Gastroschisis in a Premature Infant in Papua New Guinea: Initial Treatment with a Normal Saline Bag Silo
International Conference and Expo on Neonatology & Perinatology - October 21, 2022 | Webinar
October 21, 2022 | Webinar

Jack Mulu

General Paediatric Surgeon, Papua New Guinea

Scientific Tracks Abstracts: J Neonatal Biol

Abstract:

Gastroschisis is one of the most common congenital abdominal wall defects, with an incidence of 4-5/10,000 new-borns worldwide. The management is challenging for paediatric surgeons and health care workers all over the world. There are several surgical options, from primary closure to staged closure using various kinds of silos. The prognosis has improved over the years in HICs with well set up hospitals where more than 95% survives. If surgical closure is not done within the first 6 hours post-partum impeding complications intervene. The tight 2.5 – 5 cm diameter defect near the right side of the umbilicus provides the avenue of the intra-abdominal contents to protrude into the amniotic cavity in intra-uterine life and the visceral exposure to the external environment increases the morbidity and mortality after delivery. In LMICs in resource limited settings the complications are inevitable. In the absence of NICU TPN, gastroschisis management is challenging. It adds on when prenatal diagnosis is absent as well as a manufactured silo to cover the herniated viscera.
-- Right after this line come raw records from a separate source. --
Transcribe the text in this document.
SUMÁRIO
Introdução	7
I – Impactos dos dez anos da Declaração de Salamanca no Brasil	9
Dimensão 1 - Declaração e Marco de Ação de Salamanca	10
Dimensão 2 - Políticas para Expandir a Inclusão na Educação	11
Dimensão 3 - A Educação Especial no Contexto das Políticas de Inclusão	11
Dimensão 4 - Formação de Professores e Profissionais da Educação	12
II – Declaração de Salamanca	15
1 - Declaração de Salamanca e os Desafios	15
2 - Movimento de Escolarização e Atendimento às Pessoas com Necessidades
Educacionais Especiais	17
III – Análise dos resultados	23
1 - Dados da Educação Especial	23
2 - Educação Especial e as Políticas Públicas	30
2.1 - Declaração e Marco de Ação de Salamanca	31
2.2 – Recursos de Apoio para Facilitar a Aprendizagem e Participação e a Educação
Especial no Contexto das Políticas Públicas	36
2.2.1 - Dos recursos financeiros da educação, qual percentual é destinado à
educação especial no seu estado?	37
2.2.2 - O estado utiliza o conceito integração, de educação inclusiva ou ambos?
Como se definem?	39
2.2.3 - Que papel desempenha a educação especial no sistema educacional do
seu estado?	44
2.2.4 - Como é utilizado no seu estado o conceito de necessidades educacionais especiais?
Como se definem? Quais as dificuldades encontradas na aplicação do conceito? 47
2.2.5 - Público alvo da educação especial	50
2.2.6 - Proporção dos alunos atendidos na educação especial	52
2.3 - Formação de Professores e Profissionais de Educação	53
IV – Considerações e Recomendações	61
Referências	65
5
The inevitable complications such fluids and electrolyte shift, aspiration pneumonia, RIAP, NEC and infections are unavoidable. This is further confounded by the late presentation to the nearest hospital. The tedious and meticulous management of such cases in which complications were avoided and alternative routes in commencing early feedings were the hail marks in the survival of some of these challenging neonatal surgical emergency cases. Three papers have been published in such cases in 2003, 2015 and 2021. The following is a case of gastroschisis in a preterm and low birth weight infant managed by a 3-stage process, the first stage using a normal saline bag silo, and it provides lessons for surgery and for primary care. The survival of this neonate highlights some of the challenging skills that were done in which those who are in LMICs can learn from. Abbreviations: TPN (Total Parenteral Nutrition), NICU (Neonatal Intensive Care Unit), RIAP (Raised Intraabdominal Pressure), LMICs (Low and Middle Income Countries), HICs (High Income countries), NEC (Necrotising Enterocolitis), DIC (Disseminated Intravascular Coagulopathy). Keywords: Gastrochisis, silo, normal saline bag.

Biography :

Jack Mulu is General and Specialist consultant surgeon at Port Moresby General Hospital in Papua New Guinea and Senior Lecture at the School of Medicine and Health Sciences in delivering surgical services. His aim to deliver quality and delicate service to those paediatric populations who are in need and to educate our young generations to live a life worthy in this world.